The team that took the floor against the Boilermakers looked outmatched. Twenty of Purdue’s 80 points came off Michigan’s 14 turnovers. The Wolverines looked frazzled facing Purdue’s suffocating man-to-man defense and were unable to attack the gaps that are created when a team stretches its defense that far.

Yes, Purdue beat Michigan soundly. But the Wolverines had a hand in it.

Against Penn State, the Wolverines came out and found themselves down at halftime once again. But this time, they rallied, held it together and closed out a game against an experienced Nittany Lion crew led by senior and preseason all-everything nominee Talor Battle.

So where was this squad less than a week earlier? Maybe Michigan wasn’t better than Purdue, but they definitely weren’t 23 points worse.

But that’s what Michigan coach John Beilein has been struggling with all season — the upswing of talent on his young squad. He recruited kids that can play the game, but that doesn’t mean sometimes their hands or brains don’t retreat back to the speed they played at in high school.

In the second half of Michigan’s game against Penn State, with the Wolverines down four, sophomore Darius Morris drove the right side of the lane, drawing three defenders and forcing Tim Hardaway’s player to sag off him. Morris threw a beautiful scoop pass while flying out of bounds, and the crisp throw went right through Hardaway Jr.’s hands. He looked up in disbelief, down in frustration, then turned and walked down the court. All the while, his hands were perched in front of his body in the proper form for catching a pass, as if he was reminding himself, “Tim, this is how your hands should be. This is how you catch a ball.”

He knows how to catch that pass — the freshman is the team’s second-leading scorer. He has probably caught that exact pass in practice before.
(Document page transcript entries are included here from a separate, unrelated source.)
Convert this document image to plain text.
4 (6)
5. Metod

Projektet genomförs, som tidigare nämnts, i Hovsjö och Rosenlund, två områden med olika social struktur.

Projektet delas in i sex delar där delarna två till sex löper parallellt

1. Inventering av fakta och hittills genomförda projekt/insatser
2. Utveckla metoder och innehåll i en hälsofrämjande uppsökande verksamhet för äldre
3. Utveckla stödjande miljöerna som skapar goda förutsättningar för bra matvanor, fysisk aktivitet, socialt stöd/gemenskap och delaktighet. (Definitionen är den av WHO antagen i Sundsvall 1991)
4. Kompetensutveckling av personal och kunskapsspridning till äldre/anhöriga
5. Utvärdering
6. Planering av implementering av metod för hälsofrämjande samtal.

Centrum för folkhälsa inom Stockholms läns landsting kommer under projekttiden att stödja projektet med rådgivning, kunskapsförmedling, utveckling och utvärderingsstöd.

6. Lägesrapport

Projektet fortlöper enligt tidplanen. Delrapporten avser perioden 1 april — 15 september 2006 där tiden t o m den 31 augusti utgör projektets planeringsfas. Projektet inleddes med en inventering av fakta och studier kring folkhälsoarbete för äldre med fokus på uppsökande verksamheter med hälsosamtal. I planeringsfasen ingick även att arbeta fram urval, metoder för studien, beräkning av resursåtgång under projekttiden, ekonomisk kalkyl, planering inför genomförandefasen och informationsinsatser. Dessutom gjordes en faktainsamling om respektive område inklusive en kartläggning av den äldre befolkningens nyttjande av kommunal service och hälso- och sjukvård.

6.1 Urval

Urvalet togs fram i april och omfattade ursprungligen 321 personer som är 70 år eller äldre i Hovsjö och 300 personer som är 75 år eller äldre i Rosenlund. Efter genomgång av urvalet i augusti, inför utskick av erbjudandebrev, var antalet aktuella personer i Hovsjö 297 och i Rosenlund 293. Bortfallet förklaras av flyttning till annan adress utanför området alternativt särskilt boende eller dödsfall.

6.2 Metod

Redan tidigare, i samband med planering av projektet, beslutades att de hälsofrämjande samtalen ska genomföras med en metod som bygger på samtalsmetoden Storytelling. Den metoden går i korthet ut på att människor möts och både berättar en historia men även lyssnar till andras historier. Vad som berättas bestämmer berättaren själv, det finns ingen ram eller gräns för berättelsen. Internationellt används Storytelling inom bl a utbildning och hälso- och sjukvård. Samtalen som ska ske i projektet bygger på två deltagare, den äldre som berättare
But it was a lapse. A single moment where Hardaway Jr. actually looked like an 18-year old.

Time and time again this season, Beilein has said he told his players to play within themselves and stick to the plan. But the reality is, that three of Michigan's starters only have 14 games worth of experience in sticking to his plan.

It takes time to adjust to the college game and speed, to become poised under the pressure. And even though the Wolverines had an extra 10 practices before the European trip to start the season and an incredibly short holiday break — just two days off — it doesn’t mean that they’ve completely adjusted to the pace of Big Ten.

There will be glimpses of the team’s youth in every Big Ten win. In every loss, it will probably be a driving force. It’s when those errors pile on and the Wolverines lose their calm and poise that they begin to beat themselves, like they did against Purdue.

In the late John Wooden’s autobiography, “They Call Me Coach,” Wooden wrote about his 10 national championships and some advice he gave to his players.

“I constantly cautioned our teams: ‘Play your game, just play your game. Eventually, if you play your game, stick to your style, class will tell in the end,’ ” he wrote. “This does not mean that we will always outscore our opponent, but it does insure that we will not beat ourselves.

“It always seemed to me that more games are lost than are won.”

The Wolverines cannot allow Michigan to beat Michigan. There are 10 other teams in the Big Ten that will do everything they can to put Michigan away — the Wolverines can’t allow another name to be added to the list.

So, for the rest of the season, the eight or nine names on the statistics sheet will remain pretty familiar. But the team's fate will depend on which players decide to show up.